What is Input Shaping and Why Should I Use It? #
Input shaping is a software process of resonances compensation to help cancel out the “ghosting” or ringing artifacts seen on 3d prints when quickly changing directions, as well as some of the vibrations of the printer itself. This is done by the firmware adjusting the accelerations while printing based on the M593 values set after tuning to combat the vibrations caused by the change in print direction, resulting in cleaner prints. Though, the ringing artifacts are generally caused by issues with the machine itself: the frame not being ridged, belt issues, and heavy mass movement from the bed or hotend and should be addressed first, if possible. While not a required feature, we have seen some noticeable improvements in print quality in our testing. Marlin has introduced this feature the 2.1.2 thanks to the work of tombrazier and the Marlin team. To read more on Toms work on Marlins Input Shaping, you can read his github post here.
Prerequisites and Recommendations
- Firmware updated to Marlin 2.1.2 or Unified 2.60 beta or later with Input Shaping enabled
- For best results a 32bit board is recommended due to the extra processing required.
- A slicer that can use custom Gcode macros, we recommend PrusaSlicer or SuperSlicer for this guide we will be using SuperSlicer.
- A shiny/non-matte color filament to better highlight the ringing
Profile Setup & Slicing #
Its recommended to have your slicer and filament profiles tuned for best results. Teaching Tech has an amazing resource for calibrating your profiles here.

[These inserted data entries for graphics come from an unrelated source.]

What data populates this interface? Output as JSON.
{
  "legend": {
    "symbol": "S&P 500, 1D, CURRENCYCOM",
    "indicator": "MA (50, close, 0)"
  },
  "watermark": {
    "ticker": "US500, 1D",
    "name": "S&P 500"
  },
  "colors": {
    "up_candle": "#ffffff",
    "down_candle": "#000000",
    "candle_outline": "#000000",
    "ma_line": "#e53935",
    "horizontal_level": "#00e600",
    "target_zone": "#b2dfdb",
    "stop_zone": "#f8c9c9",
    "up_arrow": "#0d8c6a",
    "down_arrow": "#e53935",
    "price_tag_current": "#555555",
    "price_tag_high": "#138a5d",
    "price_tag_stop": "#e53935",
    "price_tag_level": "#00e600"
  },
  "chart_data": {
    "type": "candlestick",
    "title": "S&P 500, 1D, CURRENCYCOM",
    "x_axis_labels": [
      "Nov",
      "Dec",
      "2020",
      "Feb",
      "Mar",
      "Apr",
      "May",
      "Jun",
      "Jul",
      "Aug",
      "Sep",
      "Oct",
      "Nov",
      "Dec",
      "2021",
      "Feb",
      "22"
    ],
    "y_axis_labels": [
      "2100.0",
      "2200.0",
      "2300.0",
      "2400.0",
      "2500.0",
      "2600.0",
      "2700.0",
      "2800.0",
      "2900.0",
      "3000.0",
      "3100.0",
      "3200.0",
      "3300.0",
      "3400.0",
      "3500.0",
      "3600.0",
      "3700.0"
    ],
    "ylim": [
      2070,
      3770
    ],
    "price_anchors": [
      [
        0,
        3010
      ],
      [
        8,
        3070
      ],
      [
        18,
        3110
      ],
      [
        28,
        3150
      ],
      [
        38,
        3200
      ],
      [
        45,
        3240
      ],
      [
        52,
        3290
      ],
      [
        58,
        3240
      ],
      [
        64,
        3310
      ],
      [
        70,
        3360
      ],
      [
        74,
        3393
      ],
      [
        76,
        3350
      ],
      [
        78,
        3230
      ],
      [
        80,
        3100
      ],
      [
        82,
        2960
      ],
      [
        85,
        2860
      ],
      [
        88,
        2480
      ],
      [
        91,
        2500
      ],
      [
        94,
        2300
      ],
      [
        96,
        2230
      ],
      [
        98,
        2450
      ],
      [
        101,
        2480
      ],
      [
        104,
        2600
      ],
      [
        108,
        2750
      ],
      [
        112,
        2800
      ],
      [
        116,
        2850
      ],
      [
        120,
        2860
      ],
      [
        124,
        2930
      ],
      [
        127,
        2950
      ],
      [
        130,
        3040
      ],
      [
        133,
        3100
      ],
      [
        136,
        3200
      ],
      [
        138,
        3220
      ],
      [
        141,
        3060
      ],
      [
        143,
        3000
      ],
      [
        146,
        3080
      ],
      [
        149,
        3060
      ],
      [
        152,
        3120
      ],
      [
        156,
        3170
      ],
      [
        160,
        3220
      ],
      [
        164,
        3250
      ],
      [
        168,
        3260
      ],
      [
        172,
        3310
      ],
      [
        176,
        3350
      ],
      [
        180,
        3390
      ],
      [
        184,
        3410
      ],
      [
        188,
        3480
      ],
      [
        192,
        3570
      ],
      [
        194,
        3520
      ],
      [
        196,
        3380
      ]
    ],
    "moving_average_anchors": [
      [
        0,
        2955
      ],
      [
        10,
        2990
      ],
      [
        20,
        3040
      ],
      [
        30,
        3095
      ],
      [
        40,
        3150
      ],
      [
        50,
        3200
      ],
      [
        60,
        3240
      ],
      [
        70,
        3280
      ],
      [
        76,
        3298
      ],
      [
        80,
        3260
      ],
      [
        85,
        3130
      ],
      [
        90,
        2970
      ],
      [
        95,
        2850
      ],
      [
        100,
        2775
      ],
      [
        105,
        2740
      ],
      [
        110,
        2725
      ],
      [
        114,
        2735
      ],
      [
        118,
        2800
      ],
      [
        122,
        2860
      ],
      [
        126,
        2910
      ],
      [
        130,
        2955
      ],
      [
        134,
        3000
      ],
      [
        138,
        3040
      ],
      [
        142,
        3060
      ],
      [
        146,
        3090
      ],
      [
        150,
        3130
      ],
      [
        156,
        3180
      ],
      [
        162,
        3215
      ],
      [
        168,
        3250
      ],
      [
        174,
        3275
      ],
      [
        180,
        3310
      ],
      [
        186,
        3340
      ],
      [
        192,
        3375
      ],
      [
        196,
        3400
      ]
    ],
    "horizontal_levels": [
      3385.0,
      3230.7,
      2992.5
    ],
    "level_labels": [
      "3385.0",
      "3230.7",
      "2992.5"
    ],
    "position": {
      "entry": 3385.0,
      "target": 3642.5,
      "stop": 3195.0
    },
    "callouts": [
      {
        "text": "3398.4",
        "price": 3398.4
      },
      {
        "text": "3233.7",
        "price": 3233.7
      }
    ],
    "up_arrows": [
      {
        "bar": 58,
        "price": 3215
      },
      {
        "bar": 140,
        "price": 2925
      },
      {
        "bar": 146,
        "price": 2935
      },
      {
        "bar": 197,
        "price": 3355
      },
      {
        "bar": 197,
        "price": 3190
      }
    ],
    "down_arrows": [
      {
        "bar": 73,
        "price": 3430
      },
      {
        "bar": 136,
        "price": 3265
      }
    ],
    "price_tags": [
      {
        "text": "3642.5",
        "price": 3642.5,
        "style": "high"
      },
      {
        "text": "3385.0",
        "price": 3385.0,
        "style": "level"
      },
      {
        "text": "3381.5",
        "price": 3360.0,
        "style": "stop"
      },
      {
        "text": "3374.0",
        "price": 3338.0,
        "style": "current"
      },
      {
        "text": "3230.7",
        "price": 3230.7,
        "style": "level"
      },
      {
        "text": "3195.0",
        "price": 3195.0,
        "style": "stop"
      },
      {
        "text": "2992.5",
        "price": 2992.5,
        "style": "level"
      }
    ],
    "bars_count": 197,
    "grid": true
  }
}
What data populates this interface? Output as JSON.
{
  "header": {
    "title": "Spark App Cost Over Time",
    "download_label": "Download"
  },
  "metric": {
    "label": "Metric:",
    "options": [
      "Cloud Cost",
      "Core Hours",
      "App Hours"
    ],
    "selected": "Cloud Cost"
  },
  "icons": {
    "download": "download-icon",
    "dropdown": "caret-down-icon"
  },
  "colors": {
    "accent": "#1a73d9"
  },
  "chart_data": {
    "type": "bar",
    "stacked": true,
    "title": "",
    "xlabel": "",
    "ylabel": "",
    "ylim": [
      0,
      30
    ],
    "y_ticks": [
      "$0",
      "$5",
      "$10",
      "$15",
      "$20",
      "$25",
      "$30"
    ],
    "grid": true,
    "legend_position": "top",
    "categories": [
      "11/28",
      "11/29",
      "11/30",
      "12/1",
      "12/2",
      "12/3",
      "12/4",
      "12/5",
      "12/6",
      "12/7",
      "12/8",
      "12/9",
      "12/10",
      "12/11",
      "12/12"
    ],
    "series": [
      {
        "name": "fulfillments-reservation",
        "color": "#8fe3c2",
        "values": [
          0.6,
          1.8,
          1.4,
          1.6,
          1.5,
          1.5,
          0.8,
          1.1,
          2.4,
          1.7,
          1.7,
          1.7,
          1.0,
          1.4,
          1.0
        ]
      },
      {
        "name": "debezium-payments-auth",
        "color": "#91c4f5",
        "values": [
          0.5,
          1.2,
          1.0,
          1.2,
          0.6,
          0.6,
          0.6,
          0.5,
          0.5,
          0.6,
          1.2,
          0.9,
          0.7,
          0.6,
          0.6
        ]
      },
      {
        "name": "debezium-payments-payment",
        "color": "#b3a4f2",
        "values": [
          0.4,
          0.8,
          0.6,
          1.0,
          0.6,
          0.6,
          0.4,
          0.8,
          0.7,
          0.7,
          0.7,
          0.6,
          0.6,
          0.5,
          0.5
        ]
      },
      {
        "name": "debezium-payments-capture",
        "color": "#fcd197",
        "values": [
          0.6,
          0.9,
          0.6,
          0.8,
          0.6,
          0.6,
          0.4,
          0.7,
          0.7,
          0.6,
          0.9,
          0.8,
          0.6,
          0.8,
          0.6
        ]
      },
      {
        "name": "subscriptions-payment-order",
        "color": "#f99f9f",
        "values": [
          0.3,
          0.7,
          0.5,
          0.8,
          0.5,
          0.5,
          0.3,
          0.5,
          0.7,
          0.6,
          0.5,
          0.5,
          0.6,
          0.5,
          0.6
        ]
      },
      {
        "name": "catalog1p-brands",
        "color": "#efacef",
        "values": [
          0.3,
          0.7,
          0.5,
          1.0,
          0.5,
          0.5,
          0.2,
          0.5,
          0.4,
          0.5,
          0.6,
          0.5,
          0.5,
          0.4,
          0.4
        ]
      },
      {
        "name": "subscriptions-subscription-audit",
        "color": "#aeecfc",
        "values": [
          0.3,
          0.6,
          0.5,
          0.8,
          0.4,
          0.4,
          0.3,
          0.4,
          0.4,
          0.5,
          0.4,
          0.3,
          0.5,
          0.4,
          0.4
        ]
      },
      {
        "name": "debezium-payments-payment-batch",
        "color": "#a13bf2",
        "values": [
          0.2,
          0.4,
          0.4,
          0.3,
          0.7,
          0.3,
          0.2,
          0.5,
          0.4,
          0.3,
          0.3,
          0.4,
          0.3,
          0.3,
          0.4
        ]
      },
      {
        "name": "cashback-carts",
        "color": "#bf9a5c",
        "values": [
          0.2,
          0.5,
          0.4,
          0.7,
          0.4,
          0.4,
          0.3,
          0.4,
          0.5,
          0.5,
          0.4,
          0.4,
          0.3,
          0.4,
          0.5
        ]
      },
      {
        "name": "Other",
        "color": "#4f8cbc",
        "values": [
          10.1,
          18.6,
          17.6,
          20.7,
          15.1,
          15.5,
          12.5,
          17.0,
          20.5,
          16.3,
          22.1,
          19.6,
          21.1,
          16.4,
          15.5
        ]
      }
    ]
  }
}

Download the Ringing Tower STL which you will slice and use for the print test. For a CoreXY printer you should rotate the model 45 degrees, which isolates the A and B components of the motion system. Other than CoreXY, the model should be sliced as imported.
- layer height set to .2mm
- 1-2 perimeters or enable vase mode
- 0 infill and top layers
- Do not use the Arachne engine as it smooths out corners.
- High speeds settings for external perimeters, (90mm/s+ or the fastest you can reasonably achieve)
- High acceleration values (>= 1000mm/s^2) for X and Y
- Disable any minimum layer time settings (in SuperSlicer: Filament Settings> Very short layer time> Layer time goal = 0 to disable)
- Disable any slicer acceleration setting changes (Printer Settings>Machine Limits and set Max feed rates/accels and jerk limits to 0
- Turn off Linear Advance via the LCD menus on the printer or by adding M900 K0 to the starting Gcode
- Add the Input Shaping Test Gcode into Printer Settings> Custom G-code >After later change Gcode
This will run a test range from 15Hz to 60Hz
Slice the model with the required changes and verify the speeds are correct in the Gcode Viewer tab by changing the View: Feature Type at the bottom left to Speed
Correctly Sliced file
Incorrectly Sliced file
Measurements and Calculations #
After the print is complete, you will want to find the point where the print looks the best with the least amount of ringing. Measure the heights of the best results on X and Y and use the formula:
15 + 45 * (z / 0.2 – 2) / 297
Where ‘z’ is the measured Z height of the best results or input the values into our Input Shaping Calculator to get the values and Gcode commands to set compensation values.
For our example print the X looks best around 26.66mm and Y looks best around 26.62mm as well but your results may vary
Using the calculator, our end frequencies are 34.89 for X and 34.86 for Y and can be input with the Gcode command:
M593 X F34.89 Y F34.86
and saved with M500
The Results #
Finally we print a test calibration cube print with Input Shaping off and with it tuned and turned on,
While still being a new feature to Marlin, we have seen promising results so far with our testing and tuning of it. All while not requiring a raspberry Pi or ADXL to use it like you would with Klipper.